Sheriff's Department detective Captain Mike Barclay said the pair had been flying in the mountains, having visited the Pine airfield earlier in their visit to the area, and were attempting to land at the unimproved airfield just outside of Atlanta, when the accident occured at about 1:30 p.m. Thursday afternoon.
Witnesses told authorities that the plane had come in too fast and hot on its first effort to land, aborted the landing, circled, and tried again.
The second approach was too far into the airstrip as well and it appeared the pilot was attempting to abort his second landing attempt. Instead, however, as the pilot pulled power to gain altitude for another attempt, his wing clipped a tree at the end of the runway and nosed into the ground.
Atlanta volunteer fire department crews quickly arrived to prevent any fires, and worked, along with LifeFlight crews, to extricate the younger Peterson, who had survived the crash to that point. He was taken by air ambulance to St. Alphonsus where he died the next day from his injuries.

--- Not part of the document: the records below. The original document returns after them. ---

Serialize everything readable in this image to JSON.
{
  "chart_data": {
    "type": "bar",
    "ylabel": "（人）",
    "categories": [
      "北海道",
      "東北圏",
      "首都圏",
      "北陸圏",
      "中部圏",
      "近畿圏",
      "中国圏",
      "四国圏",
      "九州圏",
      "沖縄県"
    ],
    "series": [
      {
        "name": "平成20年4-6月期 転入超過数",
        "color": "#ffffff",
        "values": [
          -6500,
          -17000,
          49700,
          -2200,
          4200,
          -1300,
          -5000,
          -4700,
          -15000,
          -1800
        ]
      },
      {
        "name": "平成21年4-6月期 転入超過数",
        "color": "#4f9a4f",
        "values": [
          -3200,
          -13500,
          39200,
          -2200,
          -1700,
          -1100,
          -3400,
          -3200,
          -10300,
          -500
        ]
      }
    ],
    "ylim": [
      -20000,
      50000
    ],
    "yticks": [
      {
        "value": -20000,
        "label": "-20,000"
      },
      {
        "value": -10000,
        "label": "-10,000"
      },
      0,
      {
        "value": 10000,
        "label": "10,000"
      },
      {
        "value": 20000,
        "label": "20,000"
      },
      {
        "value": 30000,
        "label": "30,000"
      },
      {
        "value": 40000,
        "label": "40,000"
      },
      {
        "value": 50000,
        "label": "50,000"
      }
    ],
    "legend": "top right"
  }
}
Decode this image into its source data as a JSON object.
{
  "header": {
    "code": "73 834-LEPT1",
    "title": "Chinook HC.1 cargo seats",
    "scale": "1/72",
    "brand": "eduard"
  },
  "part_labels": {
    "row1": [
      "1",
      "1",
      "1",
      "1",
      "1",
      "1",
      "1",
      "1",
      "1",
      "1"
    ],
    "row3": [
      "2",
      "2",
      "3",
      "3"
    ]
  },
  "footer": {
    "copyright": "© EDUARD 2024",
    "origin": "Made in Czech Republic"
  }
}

With the James Creek summit road closed at that time, Elmore County Sheriff's Department detectives responding to the scene were forced to go through Boise to reach the scene, arriving about four hours after the crash to find the body of the elder Peterson, who had died at the scene, still in the plane's wreckage.
The constricted Atlanta airfield, with a small mountain at the north end of the runway where the crash occured, is considered to be an extremely difficult runway to land at, Barclay noted. There have been several crashes there in recent years.
The Peterson crash, in fact, occured at a GPS coordinate, according to the National Transportation and Safety Board, that was almost identical to the last fatal crash that occured in Atlanta, Barclay said. It was the third plane crash at the airfield in the last two years.